= S. E. Massengill Company =

Defunct pharmaceutical manufacturer
S. E. Massengill Company was a pharmaceutical company founded in 1898 by Samuel Evans Massengill, who graduated from the University of Nashville Medical School but decided to manufacture drugs rather than practice medicine himself. By 1937, it employed more than two hundred people in Bristol, Tennessee, including six graduate pharmaceutical chemists.

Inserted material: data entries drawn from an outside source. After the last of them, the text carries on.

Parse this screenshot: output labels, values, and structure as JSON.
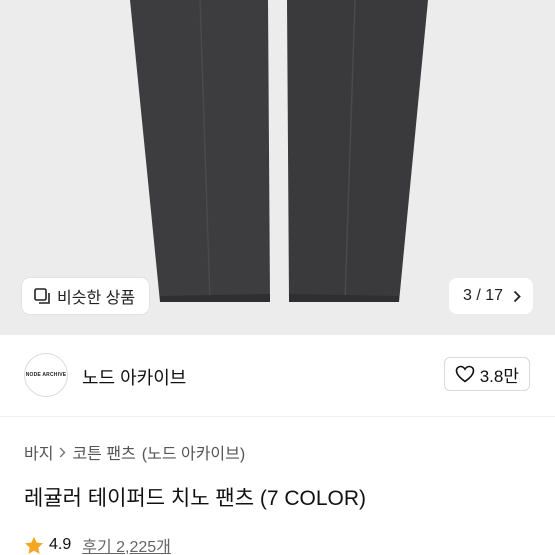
{
  "gallery": {
    "similar_label": "비슷한 상품",
    "counter": "3 / 17"
  },
  "brand": {
    "logo_text": "NODE ARCHIVE",
    "name": "노드 아카이브",
    "likes": "3.8만"
  },
  "breadcrumb": {
    "items": [
      "바지",
      "코튼 팬츠",
      "(노드 아카이브)"
    ]
  },
  "product": {
    "title": "레귤러 테이퍼드 치노 팬츠 (7 COLOR)",
    "rating": "4.9",
    "reviews": "후기 2,225개"
  },
  "colors": {
    "star": "#f5a623",
    "gallery_bg": "#ececec",
    "pants": "#3d3d3f"
  }
}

== Elixir sulfanilamide scandal ==
The company was responsible for the elixir sulfanilamide disaster of 1937, described as one of the most consequential mass poisonings of the 20th century. Elixir sulfanilamide was formulated with diethylene glycol as a solvent. The company claimed to have been unaware of the toxicity of diethylene glycol, despite the existence of published studies describing its dangerous properties. The elixir was released with no safety testing, leading to the deaths of at least one hundred people in fifteen states. The resulting scandal led to the passage of the 1938 Federal Food, Drug, and Cosmetic Act.

== Mergers and acquisitions ==
Massengill continued to operate as a family-owned pharmaceutical firm until it was acquired in 1971 by Beecham plc., itself later merged into SmithKline Beecham in 1989 and since 2000 into GlaxoSmithKline.

On December 20, 2011, Massengill was sold to Prestige Brands for £426 million ($660 million).